Snubbing Court Authority Doesn’t Tank Right to Appeal

(CN) - A woman who took more than $1.3 million in cash, diamond rings and gold bars and fled her husband's creditors to France is still entitled to have her appeal heard in federal court, the 9th Circuit ruled Friday.

After Linda Mastro's husband, Michael Mastro, declared bankruptcy, the bankruptcy court found Linda liable for fraudulent transfers of estate assets in an attempt to defraud her husband's creditors.

It ordered Linda to turn over two diamond rings, gold bars and money worth a total of $1.3 million.

Linda went missing after she appealed the order in Seattle, and was later found living in France with Michael. She has declared her intention not to return to the U.S., and French authorities declined to extradite the couple.

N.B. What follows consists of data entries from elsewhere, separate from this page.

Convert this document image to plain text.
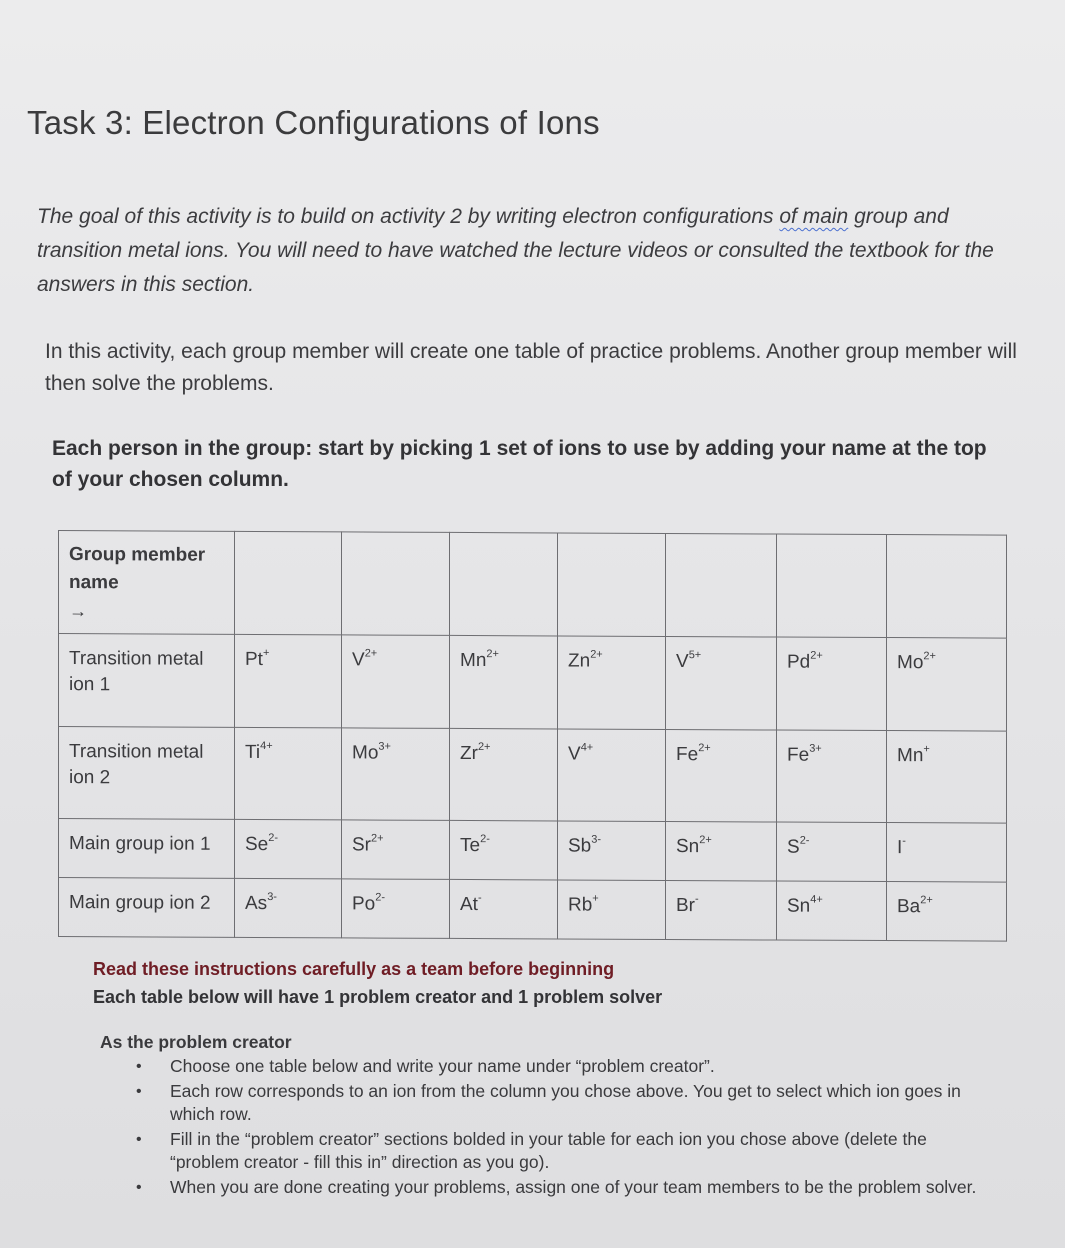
Task 3: Electron Configurations of Ions
The goal of this activity is to build on activity 2 by writing electron configurations of main group and transition metal ions. You will need to have watched the lecture videos or consulted the textbook for the answers in this section.
In this activity, each group member will create one table of practice problems. Another group member will then solve the problems.
Each person in the group: start by picking 1 set of ions to use by adding your name at the top of your chosen column.
Group member name
→							
Transition metal ion 1	Pt+	$V^{2+}$	$Mn^{2+}$	$Zn^{2+}$	$V^{5+}$	$Pd^{2+}$	$Mo^{2+}$
Transition metal ion 2	$Ti^{4+}$	$Mo^{3+}$	$Zr^{2+}$	$V^{4+}$	$Fe^{2+}$	$Fe^{3+}$	Mn+
Main group ion 1	$Se^{2-}$	$Sr^{2+}$	$Te^{2-}$	$Sb^{3-}$	$Sn^{2+}$	$S^{2-}$	I-
Main group ion 2	$As^{3-}$	$Po^{2-}$	At-	Rb+	Br-	$Sn^{4+}$	$Ba^{2+}$
Read these instructions carefully as a team before beginning
Each table below will have 1 problem creator and 1 problem solver
As the problem creator
• Choose one table below and write your name under “problem creator”.
• Each row corresponds to an ion from the column you chose above. You get to select which ion goes in which row.
• Fill in the “problem creator” sections bolded in your table for each ion you chose above (delete the “problem creator - fill this in” direction as you go).
• When you are done creating your problems, assign one of your team members to be the problem solver.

Senior U.S. District Judge Barbara Rothstein cited Linda's flight in refusing to rule on the merits of her bankruptcy appeal. Finding that Linda's "blatant disregard for the authority of the judicial system renders her ineligible to pursue an appeal," the court dismissed the challenge under the fugitive disentitlement doctrine.

In a Friday reversal, the 9th Circuit found that "the District Court abused its discretion by dismissing Linda's appeal under the fugitive disentitlement doctrine."

The Supreme Court's decision in the 1996 case Degen v. United States significantly limited the use of the fugitive disentitlement doctrine in non-criminal contexts, finding the disentitlement an exceptionally "harsh sanction" that should not be imposed even for rebellion against the U.S.

"The District Court's dismissal of Linda's civil bankruptcy appeal was based solely on Linda's 'blatant disregard for the authority of the judicial system,'" Judge Wallace Tashima wrote for a three-judge panel in Seattle. "But disregard for the authority of a different court does not constitute a 'necessity' capable of 'justify[ing] the rule of disentitlement in this case.' Because the District Court dismissed Linda's civil bankruptcy appeal on a basis that Degen rejected, that dismissal was, as in Degen, 'an arbitrary response' to Linda's flight from a related criminal prosecution."